Trump é um perigo e uma ameaça para todo o mundo. Aqui mesmo no Brasil ele conta com admiradores, gente que também morre de saudade da ditadura e que acha que pode resolver alguns problemas nacionais na base da valentia e do porrete. Essa turma ainda vai falar grosso até a eleição do próximo ano, ainda mais turbinada pela gestão de Trump. Também temos os nossos “rednecks” e não são poucos.
A monumental demonstração organizada em muitas cidades americanas, em repúdio a Trump, no dia da sua posse, mostra claramente que a democracia americana terá anos difíceis pela frente. O estilo agressivo e provocador do novo presidente facilita a organização de manifestações contra a sua megalomania.
É difícil imaginar que será diferente. Em situações normais de temperatura e pressão, sabe-se que campanha eleitoral é uma coisa, mas, depois de conhecidos os resultados das urnas, as coisas tendem a ficar um pouco mais tranqüilas. Trump teve essa chance, mas a desperdiçou. Ao contrário, colocou mais lenha na fogueira.
O Brasil é um país de periferia, que não tem saneamento básico, sequer sabe administrar crises de febre amarela e doenças tropicais transmitidas por mosquitos e, em suas penitenciárias, ainda se cortam cabeças de condenados pela Justiça. Não tem muito o que apitar no atual contexto. Não se deve esperar muito da diplomacia brasileira da Era Temer, que é contida e burocrática, com zero de criatividade.
Nada impede o Brasil de ter uma diplomacia atuante e que não tenha medo de denunciar as eventuais barbaridades que Trump venha a cometer, mas isso dificilmente vai acontecer. O Brasil está rigorosamente perdido diante do apetite demonstrado por Trump para criar confusão.

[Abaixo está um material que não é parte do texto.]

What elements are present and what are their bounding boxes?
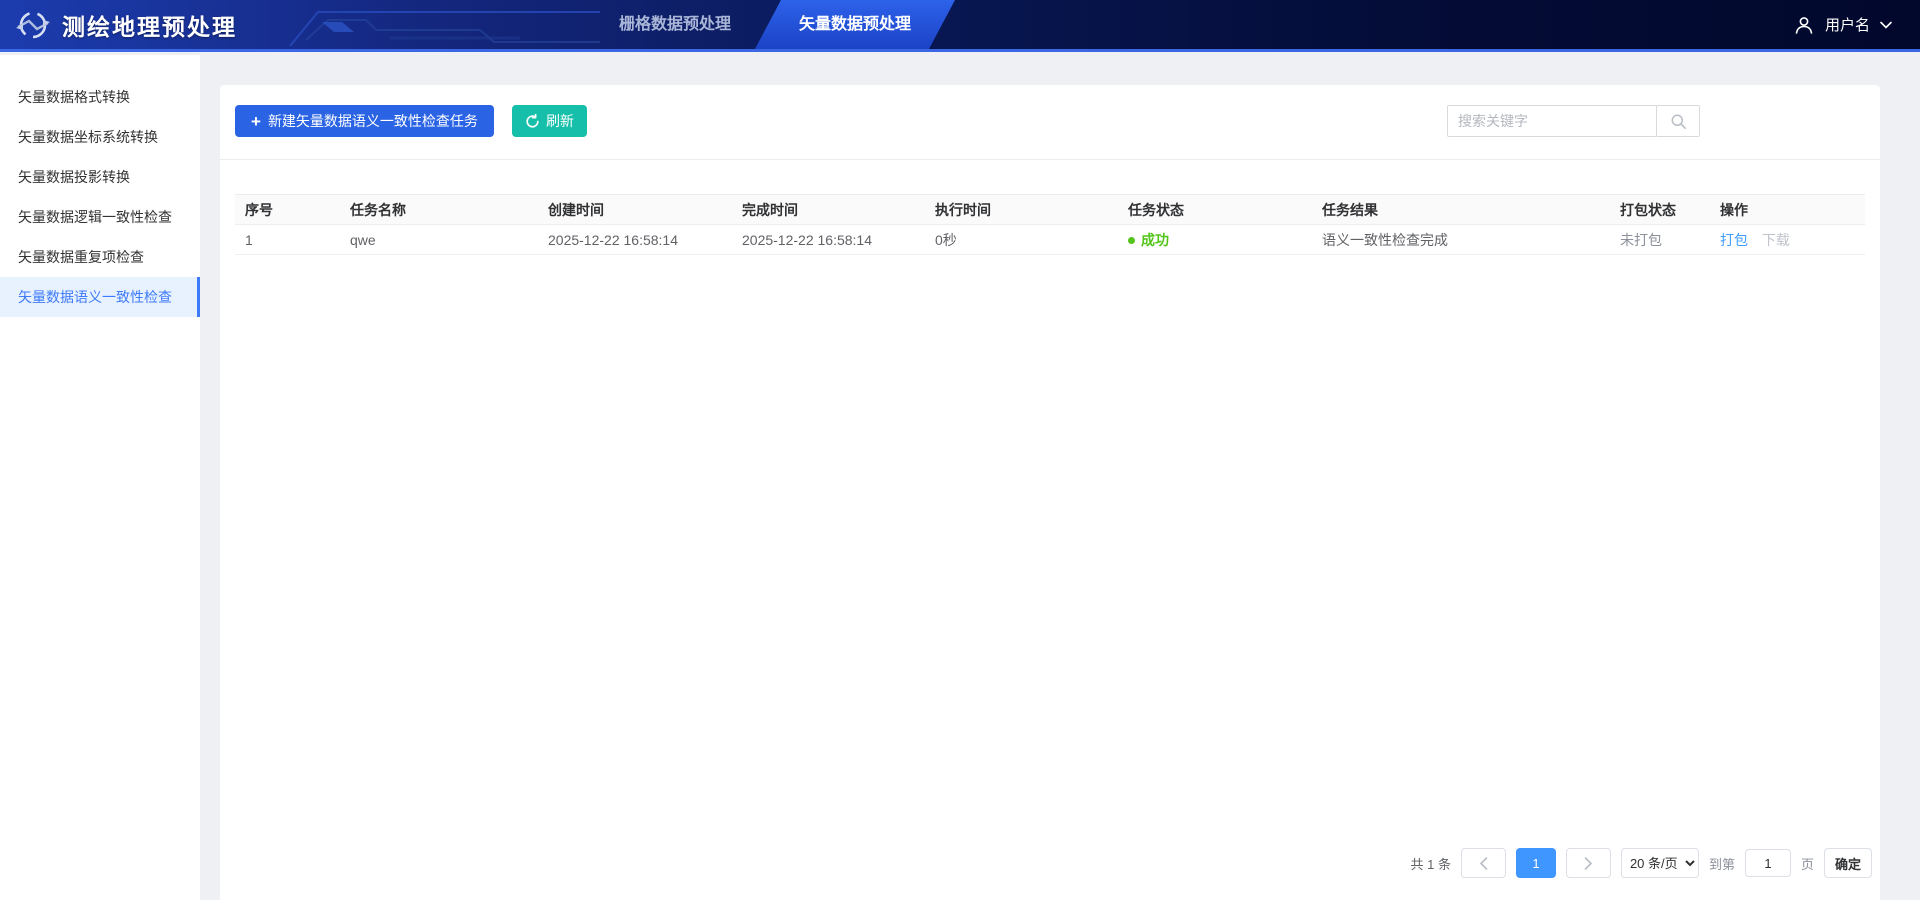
chevron-left-icon [1479, 857, 1488, 870]
goto-page-suffix: 页 [1801, 854, 1814, 873]
col-task-result: 任务结果 [1312, 195, 1610, 225]
status-text: 成功 [1141, 232, 1169, 248]
col-task-status: 任务状态 [1118, 195, 1312, 225]
current-page-button[interactable]: 1 [1516, 848, 1556, 878]
header-tabs: 栅格数据预处理 矢量数据预处理 [595, 0, 955, 49]
col-task-name: 任务名称 [340, 195, 538, 225]
tab-vector-preprocess[interactable]: 矢量数据预处理 [755, 0, 955, 49]
chevron-down-icon [1880, 21, 1892, 29]
toolbar: + 新建矢量数据语义一致性检查任务 刷新 [235, 105, 1865, 137]
header-circuit-decoration [270, 0, 600, 49]
cell-task-name: qwe [340, 225, 538, 255]
content-card: + 新建矢量数据语义一致性检查任务 刷新 [220, 85, 1880, 900]
new-task-button[interactable]: + 新建矢量数据语义一致性检查任务 [235, 105, 494, 137]
main-content: + 新建矢量数据语义一致性检查任务 刷新 [200, 55, 1920, 900]
sidebar-item-coordinate-convert[interactable]: 矢量数据坐标系统转换 [0, 117, 200, 157]
tab-raster-preprocess[interactable]: 栅格数据预处理 [595, 0, 755, 49]
goto-page-prefix: 到第 [1709, 854, 1735, 873]
search-group [1447, 105, 1700, 137]
pagination-total: 共 1 条 [1410, 854, 1450, 873]
sidebar-item-projection-convert[interactable]: 矢量数据投影转换 [0, 157, 200, 197]
cell-finished-time: 2025-12-22 16:58:14 [732, 225, 925, 255]
cell-task-result: 语义一致性检查完成 [1312, 225, 1610, 255]
download-action-link[interactable]: 下载 [1762, 232, 1790, 248]
search-input[interactable] [1447, 105, 1657, 137]
new-task-button-label: 新建矢量数据语义一致性检查任务 [268, 111, 478, 131]
status-dot [1128, 237, 1135, 244]
search-icon [1670, 113, 1687, 130]
plus-icon: + [251, 113, 261, 130]
refresh-icon [525, 114, 540, 129]
col-index: 序号 [235, 195, 340, 225]
task-table: 序号 任务名称 创建时间 完成时间 执行时间 任务状态 任务结果 打包状态 操作… [235, 194, 1865, 255]
app-logo-icon [14, 6, 52, 44]
cell-exec-time: 0秒 [925, 225, 1118, 255]
refresh-button[interactable]: 刷新 [512, 105, 587, 137]
refresh-button-label: 刷新 [546, 111, 574, 131]
logo-wrap: 测绘地理预处理 [14, 0, 237, 49]
col-created-time: 创建时间 [538, 195, 732, 225]
col-finished-time: 完成时间 [732, 195, 925, 225]
pagination: 共 1 条 1 20 条/页 到第 页 确定 [1410, 848, 1872, 878]
col-exec-time: 执行时间 [925, 195, 1118, 225]
cell-index: 1 [235, 225, 340, 255]
sidebar-item-logic-consistency-check[interactable]: 矢量数据逻辑一致性检查 [0, 197, 200, 237]
table-header-row: 序号 任务名称 创建时间 完成时间 执行时间 任务状态 任务结果 打包状态 操作 [235, 195, 1865, 225]
prev-page-button[interactable] [1461, 848, 1506, 878]
cell-actions: 打包 下载 [1710, 225, 1865, 255]
col-actions: 操作 [1710, 195, 1865, 225]
user-icon [1793, 14, 1815, 36]
goto-confirm-button[interactable]: 确定 [1824, 848, 1872, 878]
cell-task-status: 成功 [1118, 225, 1312, 255]
table-row: 1 qwe 2025-12-22 16:58:14 2025-12-22 16:… [235, 225, 1865, 255]
toolbar-divider [220, 159, 1880, 160]
app-title: 测绘地理预处理 [62, 8, 237, 42]
package-action-link[interactable]: 打包 [1720, 232, 1748, 248]
search-button[interactable] [1656, 105, 1700, 137]
sidebar-item-format-convert[interactable]: 矢量数据格式转换 [0, 77, 200, 117]
cell-created-time: 2025-12-22 16:58:14 [538, 225, 732, 255]
next-page-button[interactable] [1566, 848, 1611, 878]
sidebar: 矢量数据格式转换 矢量数据坐标系统转换 矢量数据投影转换 矢量数据逻辑一致性检查… [0, 55, 200, 900]
chevron-right-icon [1584, 857, 1593, 870]
goto-page-input[interactable] [1745, 849, 1791, 877]
app-header: 测绘地理预处理 栅格数据预处理 矢量数据预处理 用户名 [0, 0, 1920, 52]
sidebar-item-semantic-consistency-check[interactable]: 矢量数据语义一致性检查 [0, 277, 200, 317]
col-package-status: 打包状态 [1610, 195, 1710, 225]
sidebar-item-duplicate-check[interactable]: 矢量数据重复项检查 [0, 237, 200, 277]
cell-package-status: 未打包 [1610, 225, 1710, 255]
page-size-select[interactable]: 20 条/页 [1621, 848, 1699, 878]
user-menu[interactable]: 用户名 [1793, 0, 1892, 49]
username-label: 用户名 [1825, 14, 1870, 35]
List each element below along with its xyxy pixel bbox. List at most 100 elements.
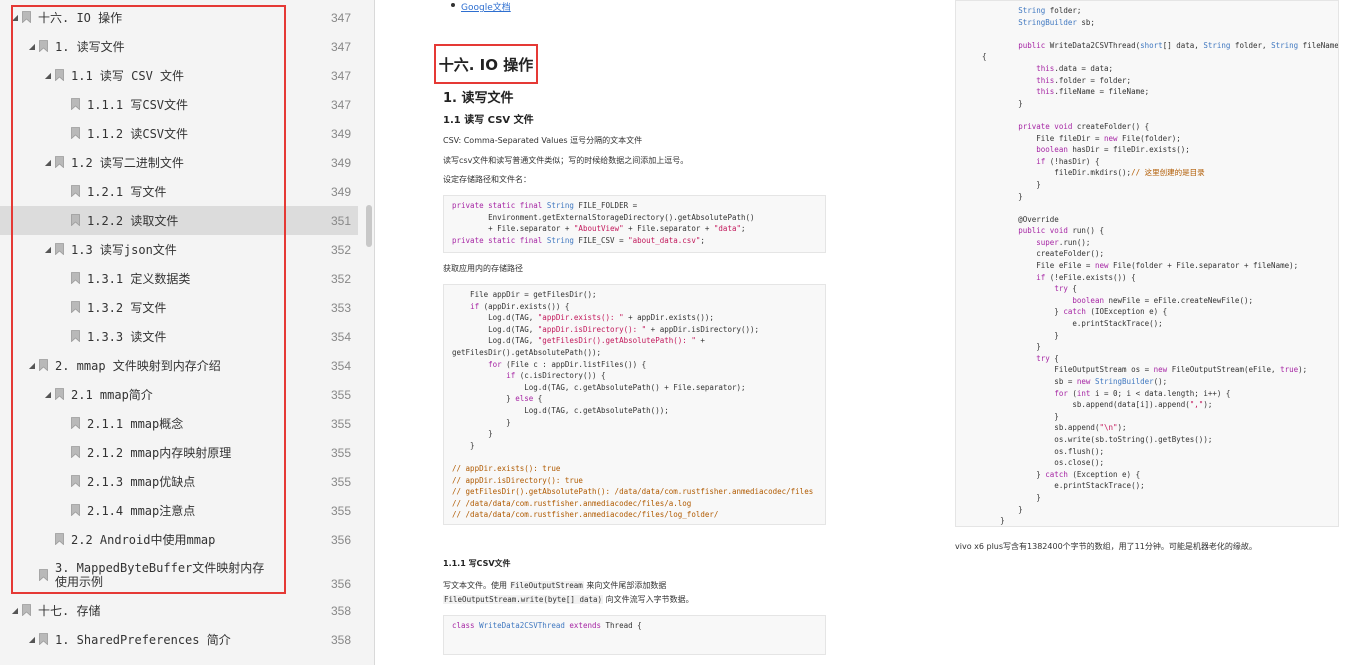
paragraph: 获取应用内的存储路径 xyxy=(443,264,523,273)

Ainda é muito difícil dizer como reagirão os países mais ativos da arena internacional e de economia mais desenvolvida, como China, Alemanha, Japão, França, etc. Aparentemente há total sintonia, como sempre, entre Inglaterra e Estados Unidos. O fim da Parceria Trans-Pacífico (TPP, em inglês), do Nafta e da globalização certamente afetarão o Brasil, mas em que nível isso ocorrerá ainda é prematuro dizer. Por enquanto, só nos resta olhar pro Céu e pedir para que o Brasil não fique pior do que está.